Perspectives en matière de déséquilibres économiques

Les perspectives de déséquilibres découlent du contexte inflationniste inhabituellement élevé, qui a permis de réduire fortement les ratios d’endettement. L’année 2023 a été marquée par une forte baisse des taux d’inflation, qui a ramené en vue les objectifs des banques centrales à la fin de l’année. Toutefois, tout au long de l’année, les hausses de prix et de coûts ont été le facteur déterminant des perspectives de déséquilibres. Des déflateurs du PIB élevés ont eu d’importants effets de dénominateur sur les principaux ratios d’endettement. De cette manière, la correction des déséquilibres hérités du passé — principalement des encours de dette élevés — s’est poursuivie, et de nombreux agrégats, en particulier la dette des entreprises et des ménages, se situent désormais à leur niveau le plus bas depuis de nombreuses années, à l’exception de la dette publique des pays dans lesquels, malgré de nouvelles réductions en 2023, les ratios d’endettement n’ont pas encore retrouvé leur niveau d’avant 2020.

Les tensions inflationnistes de ces dernières années laissent derrière elles un paysage économique transformé. Si, du fait de son recul, l’inflation contribue désormais moins au désendettement, les effets de l’inflation élevée persistent et resteront un facteur de déséquilibre. Dans de nombreux pays, les coûts salariaux unitaires devraient continuer à augmenter sensiblement, les salaires compensant les baisses du revenu disponible réel. Bien que les banques centrales, dont la Banque centrale européenne, aient commencé à assouplir leur politique monétaire, les taux d’intérêt restent, et devraient rester, plus élevés qu’au cours de la dernière décennie. Cette situation a une incidence sur la charge d’intérêts liée à l’endettement et sur la valeur des actifs, pour tous les secteurs de l’économie.
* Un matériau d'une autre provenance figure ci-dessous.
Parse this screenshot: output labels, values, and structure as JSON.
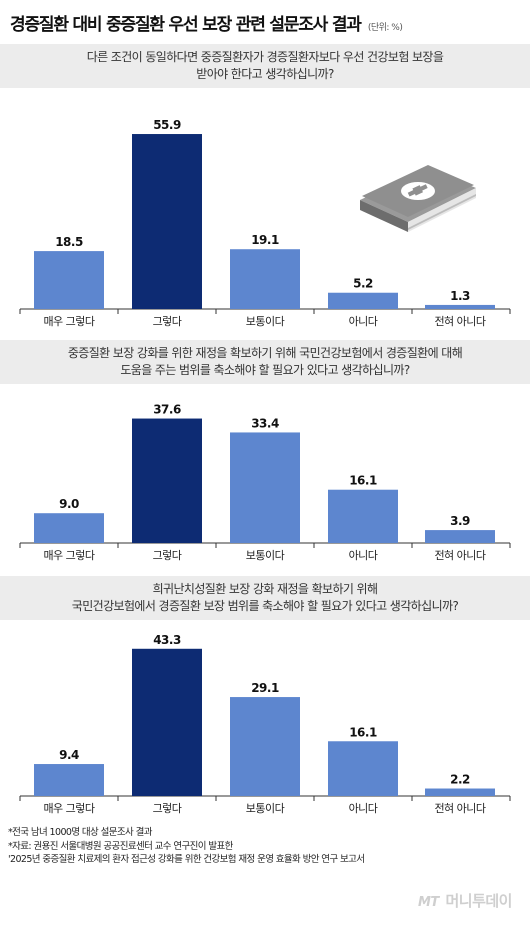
{
  "title": "경증질환 대비 중증질환 우선 보장 관련 설문조사 결과",
  "unit": "(단위: %)",
  "categories": [
    "매우 그렇다",
    "그렇다",
    "보통이다",
    "아니다",
    "전혀 아니다"
  ],
  "questions": [
    {
      "lines": [
        "다른 조건이 동일하다면 중증질환자가 경증질환자보다 우선 건강보험 보장을",
        "받아야 한다고 생각하십니까?"
      ]
    },
    {
      "lines": [
        "중증질환 보장 강화를 위한 재정을 확보하기 위해 국민건강보험에서 경증질환에 대해",
        "도움을 주는 범위를 축소해야 할 필요가 있다고 생각하십니까?"
      ]
    },
    {
      "lines": [
        "희귀난치성질환 보장 강화 재정을 확보하기 위해",
        "국민건강보험에서 경증질환 보장 범위를 축소해야 할 필요가 있다고 생각하십니까?"
      ]
    }
  ],
  "chart_data": [
    {
      "type": "bar",
      "categories": [
        "매우 그렇다",
        "그렇다",
        "보통이다",
        "아니다",
        "전혀 아니다"
      ],
      "values": [
        18.5,
        55.9,
        19.1,
        5.2,
        1.3
      ],
      "highlight_index": 1,
      "colors": {
        "bar": "#5d86cf",
        "highlight": "#0d2b73"
      }
    },
    {
      "type": "bar",
      "categories": [
        "매우 그렇다",
        "그렇다",
        "보통이다",
        "아니다",
        "전혀 아니다"
      ],
      "values": [
        9.0,
        37.6,
        33.4,
        16.1,
        3.9
      ],
      "highlight_index": 1,
      "colors": {
        "bar": "#5d86cf",
        "highlight": "#0d2b73"
      }
    },
    {
      "type": "bar",
      "categories": [
        "매우 그렇다",
        "그렇다",
        "보통이다",
        "아니다",
        "전혀 아니다"
      ],
      "values": [
        9.4,
        43.3,
        29.1,
        16.1,
        2.2
      ],
      "highlight_index": 1,
      "colors": {
        "bar": "#5d86cf",
        "highlight": "#0d2b73"
      }
    }
  ],
  "notes": [
    "*전국 남녀 1000명 대상 설문조사 결과",
    "*자료: 권용진 서울대병원 공공진료센터 교수 연구진이 발표한",
    "'2025년 중증질환 치료제의 환자 접근성 강화를 위한 건강보험 재정 운영 효율화 방안 연구 보고서"
  ],
  "logo": {
    "prefix": "MT",
    "text": "머니투데이"
  },
  "icons": {
    "illustration": "medical-book-icon"
  }
}
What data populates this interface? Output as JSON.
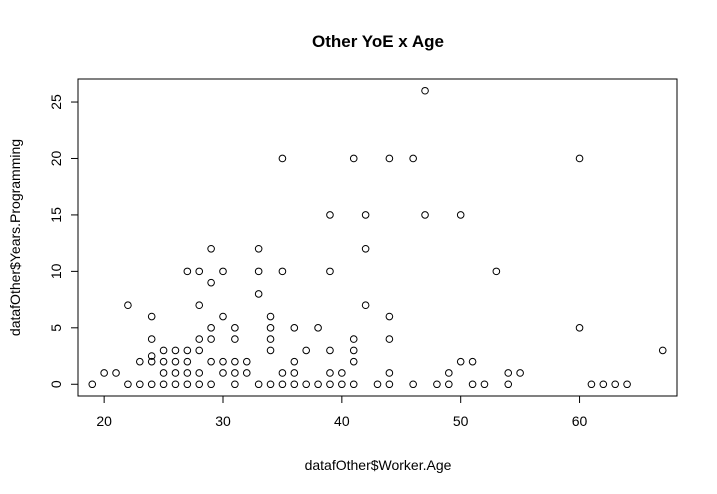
{
  "chart_data": {
    "type": "scatter",
    "title": "Other YoE x Age",
    "xlabel": "datafOther$Worker.Age",
    "ylabel": "datafOther$Years.Programming",
    "xlim": [
      17.8,
      68.2
    ],
    "ylim": [
      -1.04,
      27.04
    ],
    "x_ticks": [
      20,
      30,
      40,
      50,
      60
    ],
    "y_ticks": [
      0,
      5,
      10,
      15,
      20,
      25
    ],
    "grid": false,
    "marker": "open-circle",
    "points": [
      [
        19,
        0
      ],
      [
        20,
        1
      ],
      [
        21,
        1
      ],
      [
        22,
        0
      ],
      [
        22,
        7
      ],
      [
        23,
        0
      ],
      [
        23,
        2
      ],
      [
        24,
        0
      ],
      [
        24,
        2
      ],
      [
        24,
        2.5
      ],
      [
        24,
        4
      ],
      [
        24,
        6
      ],
      [
        25,
        0
      ],
      [
        25,
        1
      ],
      [
        25,
        2
      ],
      [
        25,
        3
      ],
      [
        26,
        0
      ],
      [
        26,
        1
      ],
      [
        26,
        2
      ],
      [
        26,
        3
      ],
      [
        27,
        0
      ],
      [
        27,
        1
      ],
      [
        27,
        2
      ],
      [
        27,
        3
      ],
      [
        27,
        10
      ],
      [
        28,
        0
      ],
      [
        28,
        1
      ],
      [
        28,
        3
      ],
      [
        28,
        4
      ],
      [
        28,
        7
      ],
      [
        28,
        10
      ],
      [
        29,
        0
      ],
      [
        29,
        2
      ],
      [
        29,
        4
      ],
      [
        29,
        5
      ],
      [
        29,
        9
      ],
      [
        29,
        12
      ],
      [
        30,
        1
      ],
      [
        30,
        2
      ],
      [
        30,
        6
      ],
      [
        30,
        10
      ],
      [
        31,
        0
      ],
      [
        31,
        1
      ],
      [
        31,
        2
      ],
      [
        31,
        4
      ],
      [
        31,
        5
      ],
      [
        32,
        1
      ],
      [
        32,
        2
      ],
      [
        33,
        0
      ],
      [
        33,
        8
      ],
      [
        33,
        10
      ],
      [
        33,
        12
      ],
      [
        34,
        0
      ],
      [
        34,
        3
      ],
      [
        34,
        4
      ],
      [
        34,
        5
      ],
      [
        34,
        6
      ],
      [
        35,
        0
      ],
      [
        35,
        1
      ],
      [
        35,
        10
      ],
      [
        35,
        20
      ],
      [
        36,
        0
      ],
      [
        36,
        1
      ],
      [
        36,
        2
      ],
      [
        36,
        5
      ],
      [
        37,
        0
      ],
      [
        37,
        3
      ],
      [
        38,
        0
      ],
      [
        38,
        5
      ],
      [
        39,
        0
      ],
      [
        39,
        1
      ],
      [
        39,
        3
      ],
      [
        39,
        10
      ],
      [
        39,
        15
      ],
      [
        40,
        0
      ],
      [
        40,
        1
      ],
      [
        41,
        0
      ],
      [
        41,
        2
      ],
      [
        41,
        3
      ],
      [
        41,
        4
      ],
      [
        41,
        20
      ],
      [
        42,
        7
      ],
      [
        42,
        12
      ],
      [
        42,
        15
      ],
      [
        43,
        0
      ],
      [
        44,
        0
      ],
      [
        44,
        1
      ],
      [
        44,
        4
      ],
      [
        44,
        6
      ],
      [
        44,
        20
      ],
      [
        46,
        0
      ],
      [
        46,
        20
      ],
      [
        47,
        15
      ],
      [
        47,
        26
      ],
      [
        48,
        0
      ],
      [
        49,
        0
      ],
      [
        49,
        1
      ],
      [
        50,
        2
      ],
      [
        50,
        15
      ],
      [
        51,
        0
      ],
      [
        51,
        2
      ],
      [
        52,
        0
      ],
      [
        53,
        10
      ],
      [
        54,
        0
      ],
      [
        54,
        1
      ],
      [
        55,
        1
      ],
      [
        60,
        5
      ],
      [
        60,
        20
      ],
      [
        61,
        0
      ],
      [
        62,
        0
      ],
      [
        63,
        0
      ],
      [
        64,
        0
      ],
      [
        67,
        3
      ]
    ]
  }
}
Depuis l’augmentation des taux d’intérêt, l’investissement tant dans le logement qu’à des fins commerciales a déjà diminué.

La croissance nominale apportera un soutien plus limité au désendettement passif dans les prochaines années. La croissance nominale globale devrait rester un peu plus élevée qu’avant la pandémie, principalement en raison du fait que le déflateur du PIB restera légèrement élevé. Toutefois, dans les années à venir, il ne sera plus possible de réduire encore la charge de la dette sans limiter l'emprunt. L’augmentation des paiements d’intérêts pourrait mettre sous pression les ménages fortement endettés et détenant un prêt hypothécaire à taux variable, ou un prêt hypothécaire dont la période de fixation du taux est arrivée ou arrive à échéance. Du côté des entreprises, on observe une réduction des flux de crédit, ainsi qu’une baisse, après de fortes hausses, des bénéfices unitaires, qui s’explique peut-être par l’absorption d’une partie des augmentations des coûts salariaux unitaires, alors que les salaires rattrapent le coût de la vie.

D’importants déficits sous-jacents de la balance courante sont visibles dans certains pays, et la dette extérieure nette pourrait recommencer à augmenter. Dans quelques cas, l’endettement extérieur se trouve à un tournant, les déficits importants de la balance courante n’étant plus compensés par la croissance nominale, ce qui devrait se traduire par une détérioration de la position extérieure nette au cours des prochaines années. Si ce n’est pas le cas dans les pays affichant le niveau d’endettement extérieur le plus élevé, dans d’autres pays, en revanche, l’endettement extérieur pourrait connaître des augmentations préoccupantes en l’absence d’une action efficace des pouvoirs publics. Cette action passe généralement par la maîtrise des déficits budgétaires pour freiner la demande élevée, ce qui contribuerait, dans le même temps, à endiguer les tensions inflationnistes restantes, mais un réajustement du secteur des ménages ou des entreprises pourrait également être nécessaire.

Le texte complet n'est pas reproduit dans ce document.